02/25/2010 "Brilliant introduction; lots of stuff I'd forgotten; lots I didn't know."
03/21/2010 "I need to get back to this soon, because it'll be due at the library."
03/23/2010 "Starting again from the beginning."
03/26/2010 page 38
9.9% "Hmmmn, he refers to Richard III as though Shakespeare's portrait were historically accurate. And he doesn't use footnotes..."
03/27/2010 page 51
13.28% "Hmmmn- generalisations, sweeping, emotive statements. Editor needed! Isabella is described as gushing enthusiastically."
03/27/2010 page 141
36.72% "But, he seems to be using contemporaneous sources."
03/29/2010 page 157
40.89% "I was taught by Dominican priests and nuns.
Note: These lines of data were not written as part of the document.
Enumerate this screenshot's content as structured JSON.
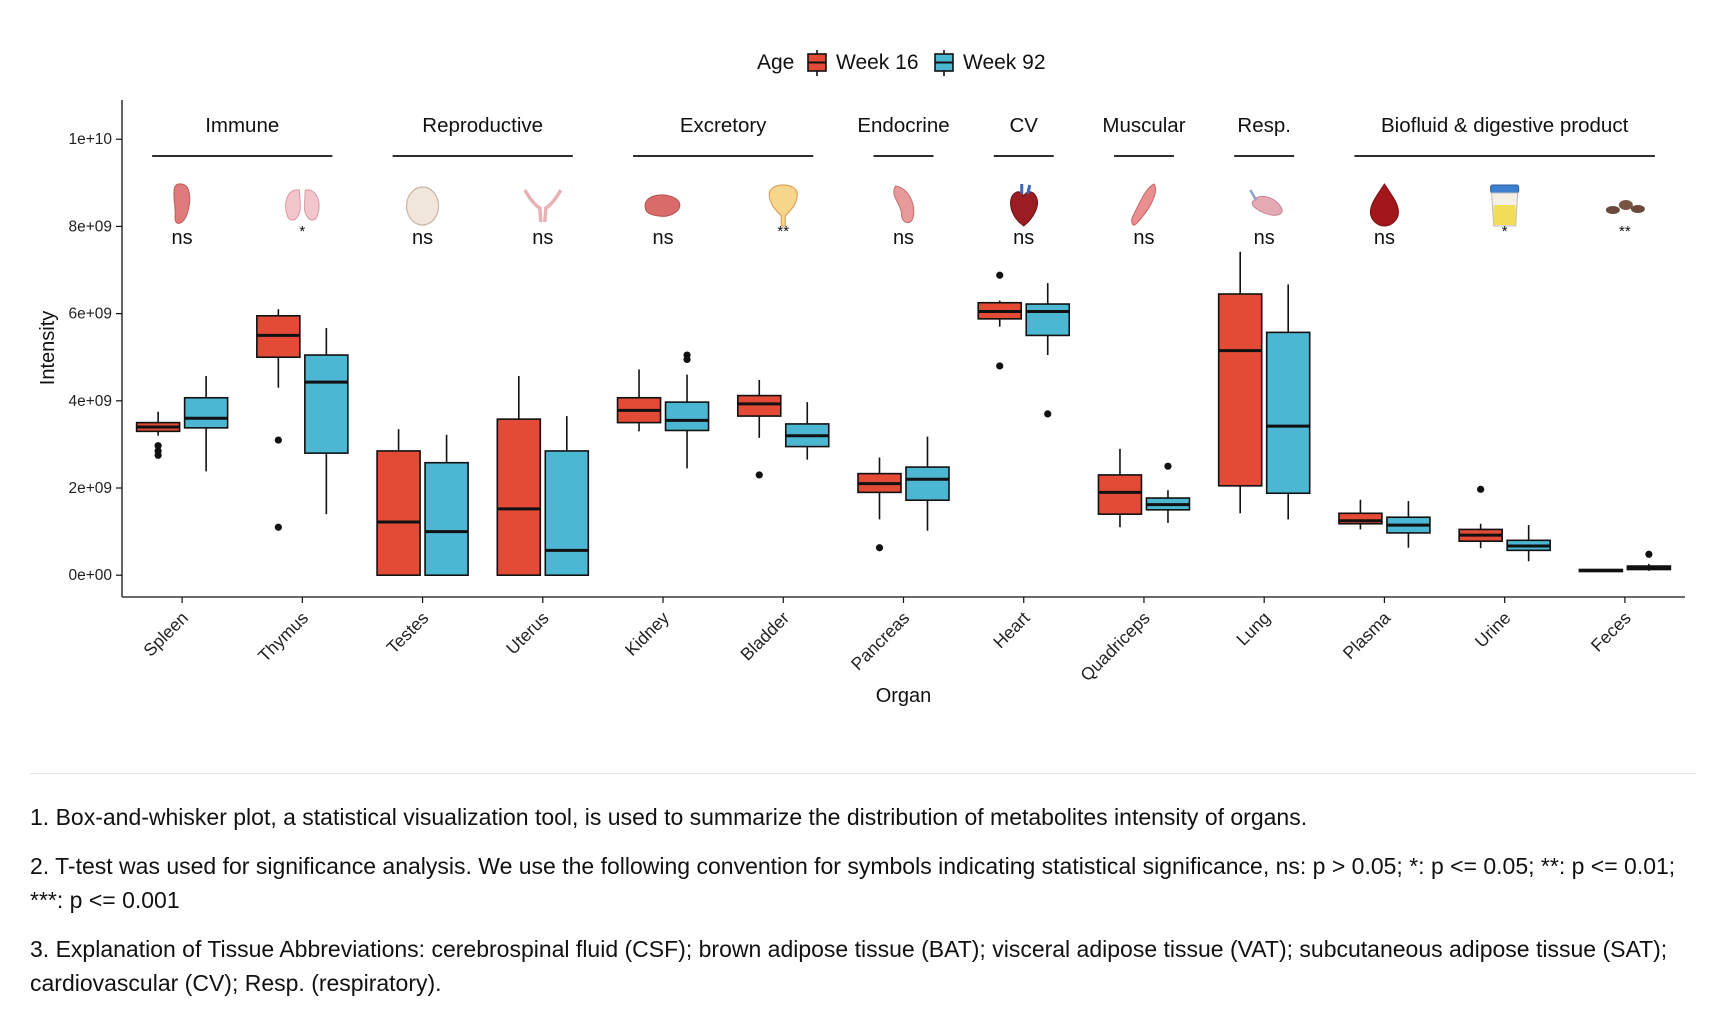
{
  "chart_data": {
    "type": "box",
    "xlabel": "Organ",
    "ylabel": "Intensity",
    "ylim": [
      -500000000,
      10900000000
    ],
    "yticks": [
      {
        "value": 0,
        "label": "0e+00"
      },
      {
        "value": 2000000000,
        "label": "2e+09"
      },
      {
        "value": 4000000000,
        "label": "4e+09"
      },
      {
        "value": 6000000000,
        "label": "6e+09"
      },
      {
        "value": 8000000000,
        "label": "8e+09"
      },
      {
        "value": 10000000000,
        "label": "1e+10"
      }
    ],
    "legend": {
      "title": "Age",
      "position": "top",
      "items": [
        {
          "name": "Week 16",
          "color": "#E34B36"
        },
        {
          "name": "Week 92",
          "color": "#4CB7D3"
        }
      ]
    },
    "groups": [
      {
        "label": "Immune",
        "from": 0,
        "to": 1
      },
      {
        "label": "Reproductive",
        "from": 2,
        "to": 3
      },
      {
        "label": "Excretory",
        "from": 4,
        "to": 5
      },
      {
        "label": "Endocrine",
        "from": 6,
        "to": 6
      },
      {
        "label": "CV",
        "from": 7,
        "to": 7
      },
      {
        "label": "Muscular",
        "from": 8,
        "to": 8
      },
      {
        "label": "Resp.",
        "from": 9,
        "to": 9
      },
      {
        "label": "Biofluid & digestive product",
        "from": 10,
        "to": 12
      }
    ],
    "categories": [
      "Spleen",
      "Thymus",
      "Testes",
      "Uterus",
      "Kidney",
      "Bladder",
      "Pancreas",
      "Heart",
      "Quadriceps",
      "Lung",
      "Plasma",
      "Urine",
      "Feces"
    ],
    "icons": [
      "spleen-icon",
      "thymus-icon",
      "testes-icon",
      "uterus-icon",
      "kidney-icon",
      "bladder-icon",
      "pancreas-icon",
      "heart-icon",
      "quadriceps-icon",
      "lung-icon",
      "blood-drop-icon",
      "urine-cup-icon",
      "feces-icon"
    ],
    "significance": [
      "ns",
      "*",
      "ns",
      "ns",
      "ns",
      "**",
      "ns",
      "ns",
      "ns",
      "ns",
      "ns",
      "*",
      "**"
    ],
    "series": [
      {
        "name": "Week 16",
        "boxes": [
          {
            "min": 3200000000.0,
            "q1": 3300000000.0,
            "median": 3400000000.0,
            "q3": 3500000000.0,
            "max": 3750000000.0,
            "outliers": [
              2750000000.0,
              2850000000.0,
              2970000000.0
            ]
          },
          {
            "min": 4300000000.0,
            "q1": 5000000000.0,
            "median": 5500000000.0,
            "q3": 5950000000.0,
            "max": 6100000000.0,
            "outliers": [
              3100000000.0,
              1100000000.0
            ]
          },
          {
            "min": 0,
            "q1": 0,
            "median": 1220000000.0,
            "q3": 2850000000.0,
            "max": 3350000000.0,
            "outliers": []
          },
          {
            "min": 0,
            "q1": 0,
            "median": 1520000000.0,
            "q3": 3580000000.0,
            "max": 4570000000.0,
            "outliers": []
          },
          {
            "min": 3300000000.0,
            "q1": 3500000000.0,
            "median": 3780000000.0,
            "q3": 4070000000.0,
            "max": 4720000000.0,
            "outliers": []
          },
          {
            "min": 3150000000.0,
            "q1": 3650000000.0,
            "median": 3930000000.0,
            "q3": 4120000000.0,
            "max": 4480000000.0,
            "outliers": [
              2300000000.0
            ]
          },
          {
            "min": 1280000000.0,
            "q1": 1900000000.0,
            "median": 2100000000.0,
            "q3": 2330000000.0,
            "max": 2700000000.0,
            "outliers": [
              630000000.0
            ]
          },
          {
            "min": 5700000000.0,
            "q1": 5880000000.0,
            "median": 6050000000.0,
            "q3": 6250000000.0,
            "max": 6300000000.0,
            "outliers": [
              6880000000.0,
              4800000000.0
            ]
          },
          {
            "min": 1100000000.0,
            "q1": 1400000000.0,
            "median": 1900000000.0,
            "q3": 2300000000.0,
            "max": 2900000000.0,
            "outliers": []
          },
          {
            "min": 1420000000.0,
            "q1": 2050000000.0,
            "median": 5150000000.0,
            "q3": 6450000000.0,
            "max": 7420000000.0,
            "outliers": []
          },
          {
            "min": 1050000000.0,
            "q1": 1180000000.0,
            "median": 1250000000.0,
            "q3": 1420000000.0,
            "max": 1730000000.0,
            "outliers": []
          },
          {
            "min": 620000000.0,
            "q1": 780000000.0,
            "median": 920000000.0,
            "q3": 1050000000.0,
            "max": 1180000000.0,
            "outliers": [
              1970000000.0
            ]
          },
          {
            "min": 90000000.0,
            "q1": 100000000.0,
            "median": 110000000.0,
            "q3": 130000000.0,
            "max": 140000000.0,
            "outliers": []
          }
        ]
      },
      {
        "name": "Week 92",
        "boxes": [
          {
            "min": 2380000000.0,
            "q1": 3380000000.0,
            "median": 3600000000.0,
            "q3": 4070000000.0,
            "max": 4570000000.0,
            "outliers": []
          },
          {
            "min": 1400000000.0,
            "q1": 2800000000.0,
            "median": 4430000000.0,
            "q3": 5050000000.0,
            "max": 5670000000.0,
            "outliers": []
          },
          {
            "min": 0,
            "q1": 0,
            "median": 1000000000.0,
            "q3": 2580000000.0,
            "max": 3220000000.0,
            "outliers": []
          },
          {
            "min": 0,
            "q1": 0,
            "median": 570000000.0,
            "q3": 2850000000.0,
            "max": 3650000000.0,
            "outliers": []
          },
          {
            "min": 2450000000.0,
            "q1": 3320000000.0,
            "median": 3550000000.0,
            "q3": 3970000000.0,
            "max": 4600000000.0,
            "outliers": [
              4950000000.0,
              5050000000.0
            ]
          },
          {
            "min": 2650000000.0,
            "q1": 2950000000.0,
            "median": 3200000000.0,
            "q3": 3470000000.0,
            "max": 3970000000.0,
            "outliers": []
          },
          {
            "min": 1020000000.0,
            "q1": 1720000000.0,
            "median": 2200000000.0,
            "q3": 2480000000.0,
            "max": 3180000000.0,
            "outliers": []
          },
          {
            "min": 5050000000.0,
            "q1": 5500000000.0,
            "median": 6050000000.0,
            "q3": 6220000000.0,
            "max": 6700000000.0,
            "outliers": [
              3700000000.0
            ]
          },
          {
            "min": 1200000000.0,
            "q1": 1500000000.0,
            "median": 1620000000.0,
            "q3": 1770000000.0,
            "max": 1950000000.0,
            "outliers": [
              2500000000.0
            ]
          },
          {
            "min": 1280000000.0,
            "q1": 1880000000.0,
            "median": 3420000000.0,
            "q3": 5570000000.0,
            "max": 6670000000.0,
            "outliers": []
          },
          {
            "min": 630000000.0,
            "q1": 970000000.0,
            "median": 1150000000.0,
            "q3": 1330000000.0,
            "max": 1700000000.0,
            "outliers": []
          },
          {
            "min": 320000000.0,
            "q1": 570000000.0,
            "median": 670000000.0,
            "q3": 800000000.0,
            "max": 1150000000.0,
            "outliers": []
          },
          {
            "min": 100000000.0,
            "q1": 130000000.0,
            "median": 170000000.0,
            "q3": 210000000.0,
            "max": 260000000.0,
            "outliers": [
              480000000.0
            ]
          }
        ]
      }
    ]
  },
  "notes": [
    "1. Box-and-whisker plot, a statistical visualization tool, is used to summarize the distribution of metabolites intensity of organs.",
    "2. T-test was used for significance analysis. We use the following convention for symbols indicating statistical significance, ns: p > 0.05; *: p <= 0.05; **: p <= 0.01; ***: p <= 0.001",
    "3. Explanation of Tissue Abbreviations: cerebrospinal fluid (CSF); brown adipose tissue (BAT); visceral adipose tissue (VAT); subcutaneous adipose tissue (SAT); cardiovascular (CV); Resp. (respiratory)."
  ]
}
Never knew their order had been the first Inquisitors. History is written by the victors!"
03/31/2010 page 179
46.61% "Dissatisfied with this. I imagine he's tryin got make it accessible to a wider audience, but I would prefer a more measured tone."
04/02/2010 page 221
57.55% "Sobering content: water-boarding, shades of East Germans living under the Stasi, the Chinese under Mao. Human nature, innit?"
04/03/2010 page 384
100.0% "I'm impressed that he often referenced the scriptures to help explain the influence of religion on both oppressors and oppressed."